Int J Transgend Health. 2024 Jan 9;25(4):957-970. doi: 10.1080/26895269.2023.2294493. eCollection 2024.

Abstract

Background: Current cancer screening guidelines for transgender individuals are guided primarily by expert opinion, and are extrapolated from guidelines for cisgender populations, despite the additional unique risks that transgender populations face in cancer risk and cancer care.

Aims: We examined adherence to current recommended screening guidelines as well as drivers of cancer screening in 192 transgender and gender-nonbinary (TGNB) individuals participating in Project AFFIRM, a multi-site longitudinal cohort study of TGNB individuals.
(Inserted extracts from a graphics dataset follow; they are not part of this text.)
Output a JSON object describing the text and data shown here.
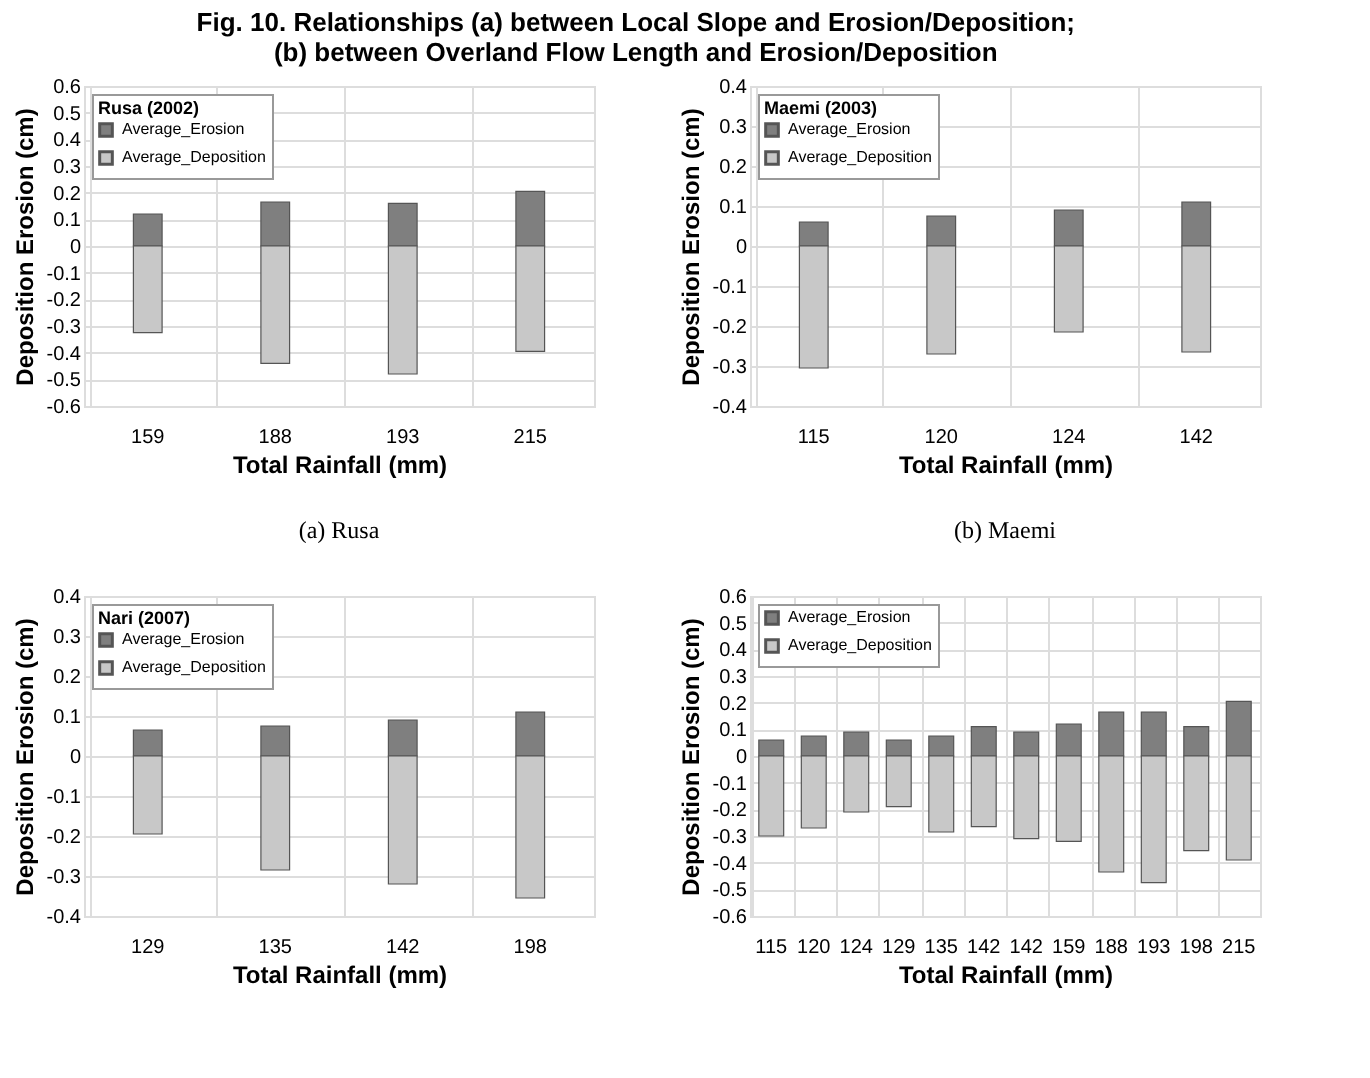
{
  "chart_data": [
    {
      "type": "bar",
      "title": "Fig. 10. Relationships (a) between Local Slope and Erosion/Deposition;\n(b) between Overland Flow Length and Erosion/Deposition",
      "legend_title": "Rusa (2002)",
      "xlabel": "Total Rainfall (mm)",
      "ylabel": "Deposition      Erosion (cm)",
      "annotations": [
        "(a) Rusa"
      ],
      "categories": [
        "159",
        "188",
        "193",
        "215"
      ],
      "ylim": [
        -0.6,
        0.6
      ],
      "yticks": [
        -0.6,
        -0.5,
        -0.4,
        -0.3,
        -0.2,
        -0.1,
        0,
        0.1,
        0.2,
        0.3,
        0.4,
        0.5,
        0.6
      ],
      "grid": true,
      "legend": "top left",
      "stacked": true,
      "series": [
        {
          "name": "Average_Erosion",
          "color": "#7f7f7f",
          "values": [
            0.12,
            0.165,
            0.16,
            0.205
          ]
        },
        {
          "name": "Average_Deposition",
          "color": "#c8c8c8",
          "values": [
            -0.325,
            -0.44,
            -0.48,
            -0.395
          ]
        }
      ]
    },
    {
      "type": "bar",
      "legend_title": "Maemi (2003)",
      "xlabel": "Total Rainfall (mm)",
      "ylabel": "Deposition      Erosion (cm)",
      "annotations": [
        "(b) Maemi"
      ],
      "categories": [
        "115",
        "120",
        "124",
        "142"
      ],
      "ylim": [
        -0.4,
        0.4
      ],
      "yticks": [
        -0.4,
        -0.3,
        -0.2,
        -0.1,
        0,
        0.1,
        0.2,
        0.3,
        0.4
      ],
      "grid": true,
      "legend": "top left",
      "stacked": true,
      "series": [
        {
          "name": "Average_Erosion",
          "color": "#7f7f7f",
          "values": [
            0.06,
            0.075,
            0.09,
            0.11
          ]
        },
        {
          "name": "Average_Deposition",
          "color": "#c8c8c8",
          "values": [
            -0.305,
            -0.27,
            -0.215,
            -0.265
          ]
        }
      ]
    },
    {
      "type": "bar",
      "legend_title": "Nari (2007)",
      "xlabel": "Total Rainfall (mm)",
      "ylabel": "Deposition      Erosion (cm)",
      "categories": [
        "129",
        "135",
        "142",
        "198"
      ],
      "ylim": [
        -0.4,
        0.4
      ],
      "yticks": [
        -0.4,
        -0.3,
        -0.2,
        -0.1,
        0,
        0.1,
        0.2,
        0.3,
        0.4
      ],
      "grid": true,
      "legend": "top left",
      "stacked": true,
      "series": [
        {
          "name": "Average_Erosion",
          "color": "#7f7f7f",
          "values": [
            0.065,
            0.075,
            0.09,
            0.11
          ]
        },
        {
          "name": "Average_Deposition",
          "color": "#c8c8c8",
          "values": [
            -0.195,
            -0.285,
            -0.32,
            -0.355
          ]
        }
      ]
    },
    {
      "type": "bar",
      "xlabel": "Total Rainfall (mm)",
      "ylabel": "Deposition      Erosion (cm)",
      "categories": [
        "115",
        "120",
        "124",
        "129",
        "135",
        "142",
        "142",
        "159",
        "188",
        "193",
        "198",
        "215"
      ],
      "ylim": [
        -0.6,
        0.6
      ],
      "yticks": [
        -0.6,
        -0.5,
        -0.4,
        -0.3,
        -0.2,
        -0.1,
        0,
        0.1,
        0.2,
        0.3,
        0.4,
        0.5,
        0.6
      ],
      "grid": true,
      "legend": "top left",
      "stacked": true,
      "series": [
        {
          "name": "Average_Erosion",
          "color": "#7f7f7f",
          "values": [
            0.06,
            0.075,
            0.09,
            0.06,
            0.075,
            0.11,
            0.09,
            0.12,
            0.165,
            0.165,
            0.11,
            0.205
          ]
        },
        {
          "name": "Average_Deposition",
          "color": "#c8c8c8",
          "values": [
            -0.3,
            -0.27,
            -0.21,
            -0.19,
            -0.285,
            -0.265,
            -0.31,
            -0.32,
            -0.435,
            -0.475,
            -0.355,
            -0.39
          ]
        }
      ]
    }
  ]
}
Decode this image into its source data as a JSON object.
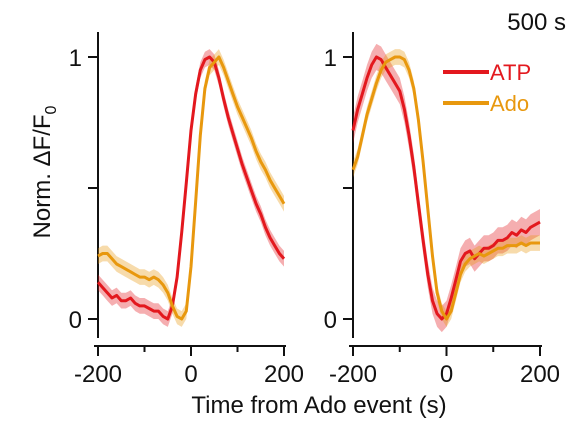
{
  "chart_data": {
    "type": "line",
    "panel_label": "500 s",
    "ylabel_main": "Norm. ΔF/F",
    "ylabel_sub": "0",
    "xlabel": "Time from Ado event (s)",
    "xlim": [
      -200,
      200
    ],
    "ylim": [
      0,
      1
    ],
    "xticks": [
      -200,
      0,
      200
    ],
    "xtick_labels": [
      "-200",
      "0",
      "200"
    ],
    "yticks": [
      0,
      0.5,
      1
    ],
    "ytick_labels": [
      "0",
      "",
      "1"
    ],
    "colors": {
      "ATP": "#e3181e",
      "Ado": "#e8980e"
    },
    "legend": [
      {
        "label": "ATP",
        "color": "#e3181e"
      },
      {
        "label": "Ado",
        "color": "#e8980e"
      }
    ],
    "legend_position": "top-right",
    "panels": [
      {
        "series": [
          {
            "name": "ATP",
            "x": [
              -200,
              -190,
              -180,
              -170,
              -160,
              -150,
              -140,
              -130,
              -120,
              -110,
              -100,
              -90,
              -80,
              -70,
              -60,
              -50,
              -40,
              -30,
              -20,
              -10,
              0,
              10,
              20,
              30,
              40,
              50,
              60,
              70,
              80,
              90,
              100,
              110,
              120,
              130,
              140,
              150,
              160,
              170,
              180,
              190,
              200
            ],
            "y": [
              0.14,
              0.12,
              0.1,
              0.08,
              0.09,
              0.07,
              0.07,
              0.08,
              0.06,
              0.05,
              0.05,
              0.04,
              0.03,
              0.03,
              0.01,
              0.0,
              0.05,
              0.16,
              0.33,
              0.52,
              0.72,
              0.86,
              0.95,
              0.99,
              1.0,
              0.98,
              0.92,
              0.84,
              0.77,
              0.71,
              0.65,
              0.59,
              0.54,
              0.49,
              0.44,
              0.4,
              0.35,
              0.31,
              0.28,
              0.25,
              0.23
            ],
            "err": 0.03
          },
          {
            "name": "Ado",
            "x": [
              -200,
              -190,
              -180,
              -170,
              -160,
              -150,
              -140,
              -130,
              -120,
              -110,
              -100,
              -90,
              -80,
              -70,
              -60,
              -50,
              -40,
              -30,
              -20,
              -10,
              0,
              10,
              20,
              30,
              40,
              50,
              60,
              70,
              80,
              90,
              100,
              110,
              120,
              130,
              140,
              150,
              160,
              170,
              180,
              190,
              200
            ],
            "y": [
              0.24,
              0.25,
              0.25,
              0.23,
              0.21,
              0.2,
              0.19,
              0.18,
              0.17,
              0.16,
              0.16,
              0.15,
              0.16,
              0.15,
              0.13,
              0.1,
              0.05,
              0.01,
              0.0,
              0.03,
              0.2,
              0.45,
              0.7,
              0.88,
              0.96,
              0.98,
              1.0,
              0.96,
              0.91,
              0.86,
              0.81,
              0.77,
              0.73,
              0.69,
              0.64,
              0.6,
              0.57,
              0.53,
              0.5,
              0.47,
              0.44
            ],
            "err": 0.03
          }
        ]
      },
      {
        "series": [
          {
            "name": "ATP",
            "x": [
              -200,
              -190,
              -180,
              -170,
              -160,
              -150,
              -140,
              -130,
              -120,
              -110,
              -100,
              -90,
              -80,
              -70,
              -60,
              -50,
              -40,
              -30,
              -20,
              -10,
              0,
              10,
              20,
              30,
              40,
              50,
              60,
              70,
              80,
              90,
              100,
              110,
              120,
              130,
              140,
              150,
              160,
              170,
              180,
              190,
              200
            ],
            "y": [
              0.72,
              0.8,
              0.86,
              0.92,
              0.97,
              1.0,
              0.99,
              0.96,
              0.93,
              0.9,
              0.87,
              0.8,
              0.7,
              0.58,
              0.44,
              0.3,
              0.17,
              0.07,
              0.02,
              0.0,
              0.02,
              0.08,
              0.15,
              0.22,
              0.25,
              0.26,
              0.23,
              0.25,
              0.27,
              0.27,
              0.28,
              0.3,
              0.3,
              0.31,
              0.33,
              0.32,
              0.34,
              0.33,
              0.35,
              0.36,
              0.37
            ],
            "err": 0.05
          },
          {
            "name": "Ado",
            "x": [
              -200,
              -190,
              -180,
              -170,
              -160,
              -150,
              -140,
              -130,
              -120,
              -110,
              -100,
              -90,
              -80,
              -70,
              -60,
              -50,
              -40,
              -30,
              -20,
              -10,
              0,
              10,
              20,
              30,
              40,
              50,
              60,
              70,
              80,
              90,
              100,
              110,
              120,
              130,
              140,
              150,
              160,
              170,
              180,
              190,
              200
            ],
            "y": [
              0.57,
              0.62,
              0.7,
              0.78,
              0.84,
              0.9,
              0.95,
              0.98,
              0.99,
              1.0,
              1.0,
              0.99,
              0.95,
              0.88,
              0.76,
              0.6,
              0.42,
              0.24,
              0.1,
              0.03,
              0.0,
              0.03,
              0.1,
              0.17,
              0.21,
              0.23,
              0.24,
              0.25,
              0.24,
              0.25,
              0.26,
              0.27,
              0.27,
              0.28,
              0.28,
              0.28,
              0.29,
              0.28,
              0.29,
              0.29,
              0.29
            ],
            "err": 0.03
          }
        ]
      }
    ]
  }
}
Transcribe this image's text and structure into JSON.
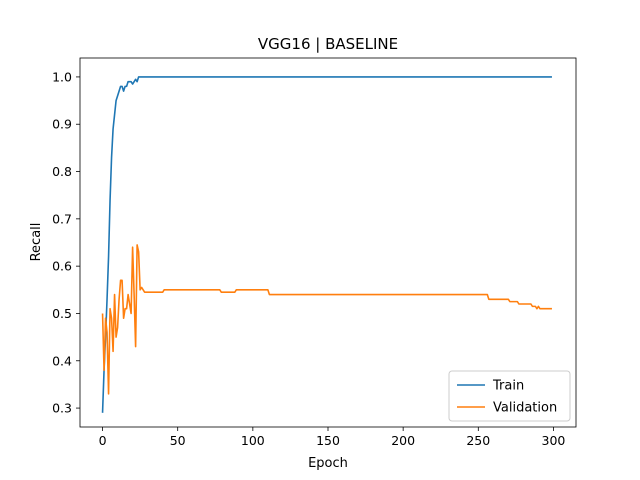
{
  "chart_data": {
    "type": "line",
    "title": "VGG16 | BASELINE",
    "xlabel": "Epoch",
    "ylabel": "Recall",
    "xlim": [
      -15,
      315
    ],
    "ylim": [
      0.26,
      1.04
    ],
    "xticks": [
      0,
      50,
      100,
      150,
      200,
      250,
      300
    ],
    "yticks": [
      0.3,
      0.4,
      0.5,
      0.6,
      0.7,
      0.8,
      0.9,
      1.0
    ],
    "ytick_labels": [
      "0.3",
      "0.4",
      "0.5",
      "0.6",
      "0.7",
      "0.8",
      "0.9",
      "1.0"
    ],
    "grid": false,
    "legend": {
      "placement": "lower-right"
    },
    "series": [
      {
        "name": "Train",
        "color": "#1f77b4",
        "points": [
          [
            0,
            0.29
          ],
          [
            1,
            0.38
          ],
          [
            2,
            0.45
          ],
          [
            3,
            0.53
          ],
          [
            4,
            0.62
          ],
          [
            5,
            0.74
          ],
          [
            6,
            0.83
          ],
          [
            7,
            0.89
          ],
          [
            8,
            0.92
          ],
          [
            9,
            0.95
          ],
          [
            10,
            0.96
          ],
          [
            11,
            0.97
          ],
          [
            12,
            0.98
          ],
          [
            13,
            0.98
          ],
          [
            14,
            0.97
          ],
          [
            15,
            0.98
          ],
          [
            16,
            0.98
          ],
          [
            17,
            0.99
          ],
          [
            18,
            0.99
          ],
          [
            19,
            0.99
          ],
          [
            20,
            0.985
          ],
          [
            21,
            0.99
          ],
          [
            22,
            0.995
          ],
          [
            23,
            0.99
          ],
          [
            24,
            1.0
          ],
          [
            25,
            1.0
          ],
          [
            30,
            1.0
          ],
          [
            50,
            1.0
          ],
          [
            100,
            1.0
          ],
          [
            150,
            1.0
          ],
          [
            200,
            1.0
          ],
          [
            250,
            1.0
          ],
          [
            299,
            1.0
          ]
        ]
      },
      {
        "name": "Validation",
        "color": "#ff7f0e",
        "points": [
          [
            0,
            0.5
          ],
          [
            1,
            0.38
          ],
          [
            2,
            0.49
          ],
          [
            3,
            0.46
          ],
          [
            4,
            0.33
          ],
          [
            5,
            0.51
          ],
          [
            6,
            0.49
          ],
          [
            7,
            0.42
          ],
          [
            8,
            0.54
          ],
          [
            9,
            0.45
          ],
          [
            10,
            0.47
          ],
          [
            11,
            0.53
          ],
          [
            12,
            0.57
          ],
          [
            13,
            0.57
          ],
          [
            14,
            0.49
          ],
          [
            15,
            0.51
          ],
          [
            16,
            0.51
          ],
          [
            17,
            0.54
          ],
          [
            18,
            0.52
          ],
          [
            19,
            0.5
          ],
          [
            20,
            0.64
          ],
          [
            21,
            0.54
          ],
          [
            22,
            0.43
          ],
          [
            23,
            0.645
          ],
          [
            24,
            0.63
          ],
          [
            25,
            0.55
          ],
          [
            26,
            0.555
          ],
          [
            27,
            0.55
          ],
          [
            28,
            0.545
          ],
          [
            30,
            0.545
          ],
          [
            35,
            0.545
          ],
          [
            40,
            0.545
          ],
          [
            41,
            0.55
          ],
          [
            60,
            0.55
          ],
          [
            78,
            0.55
          ],
          [
            79,
            0.545
          ],
          [
            88,
            0.545
          ],
          [
            89,
            0.55
          ],
          [
            110,
            0.55
          ],
          [
            111,
            0.54
          ],
          [
            150,
            0.54
          ],
          [
            200,
            0.54
          ],
          [
            256,
            0.54
          ],
          [
            257,
            0.53
          ],
          [
            270,
            0.53
          ],
          [
            271,
            0.525
          ],
          [
            276,
            0.525
          ],
          [
            277,
            0.52
          ],
          [
            285,
            0.52
          ],
          [
            286,
            0.515
          ],
          [
            288,
            0.515
          ],
          [
            289,
            0.51
          ],
          [
            290,
            0.515
          ],
          [
            291,
            0.51
          ],
          [
            299,
            0.51
          ]
        ]
      }
    ]
  }
}
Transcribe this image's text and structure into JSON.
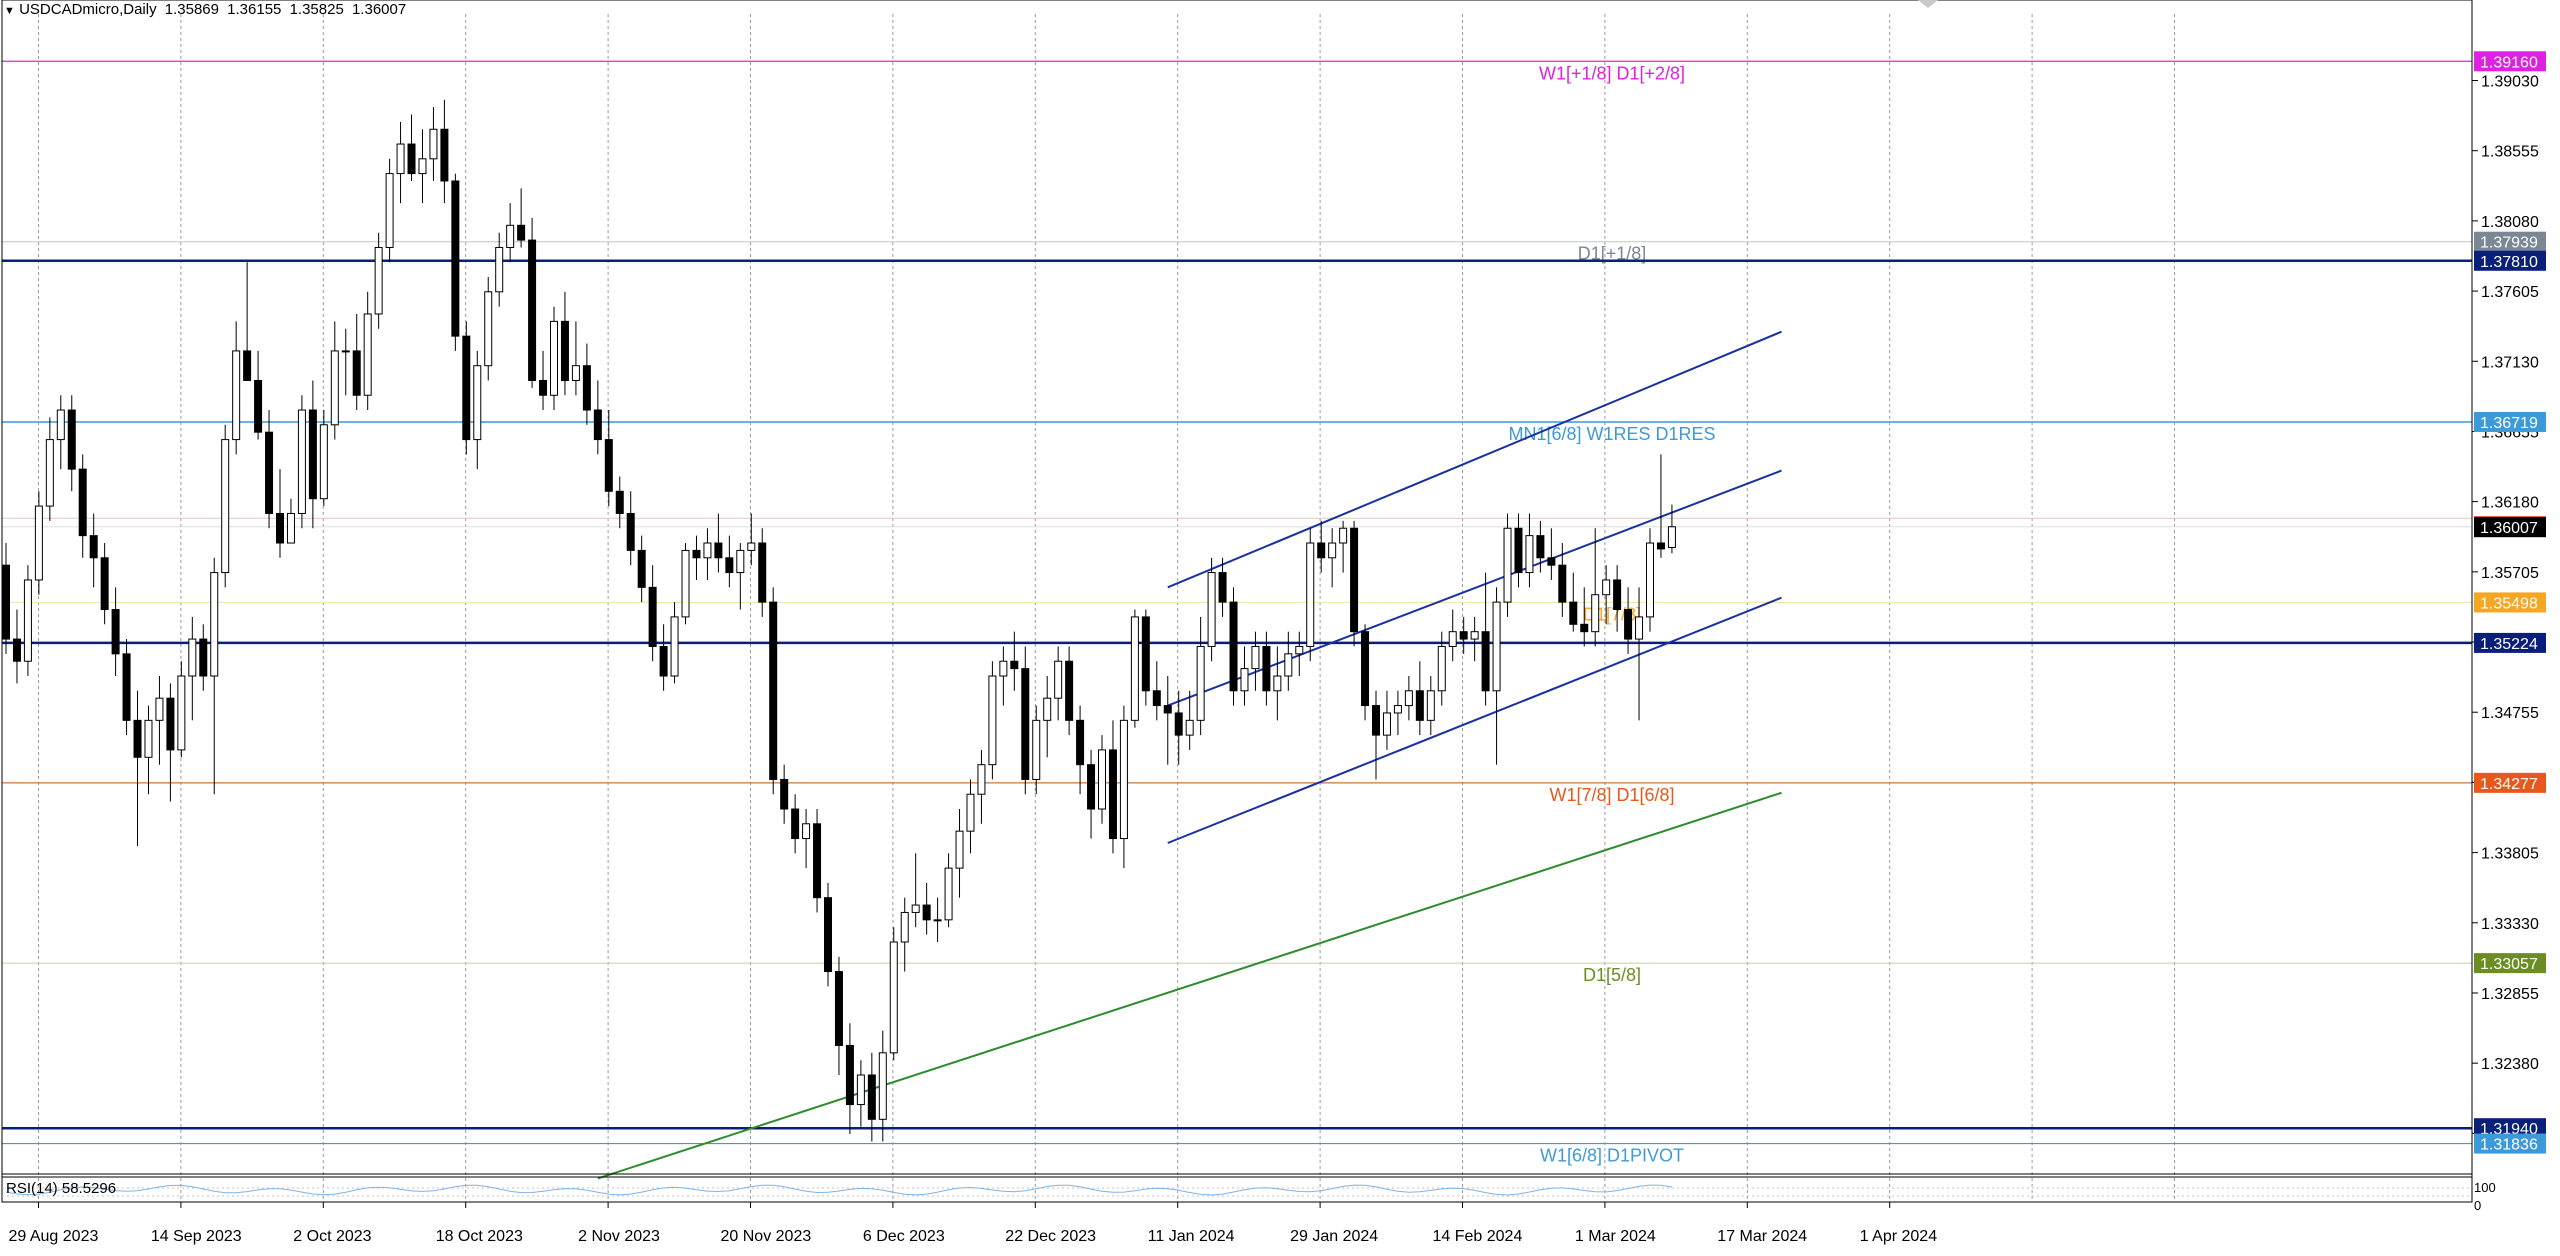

Methods: We used a chi-squared analysis to look for significant associations between predictors and adherence to breast, cervical, prostate and colon cancer screening. We analyzed predictors by 3 different categories: sex/gender identity, healthcare access, and socioeconomic status.

Results: Screening rates were low for breast, cervical, prostate and colon cancer in TGNB populations compared to national rates for cisgender populations. Among several significant predictors, gender-affirming surgery (hysterectomy) (p-value = <0.0001) and telling others they are transgender at a younger age (< 18) (p-value = 0.0344) were associated with increased screening adherence, while having HIV was associated with decreased screening adherence (p-value = 0.0045).

Discussion: Our results suggest that interacting with the healthcare system to obtain comprehensive cancer screening can be difficult to navigate among the other healthcare needs of TGNB individuals both on an individual and systems level. Future efforts to mitigate the barriers to screening adherence should be targeted at the healthcare system level.

Keywords: Cancer; guidelines; hormones; screening; transgender.

Grants and funding

This work was supported by Columbia University Mailman School of Public Health Innovation Fund Pilot Award. The research reported in this publication was supported by the Eunice Kennedy Shriver National Institute on Child Health and Human Development and the National Heart, Lung, and Blood Institute of the National Institutes of Health under award numbers R01-HD079603 (Bockting, PI) and R01-HL151559 (Bockting & Edmondson, MPI). The content is solely the responsibility of the authors and does not necessarily represent the official views of the National Institutes of Health.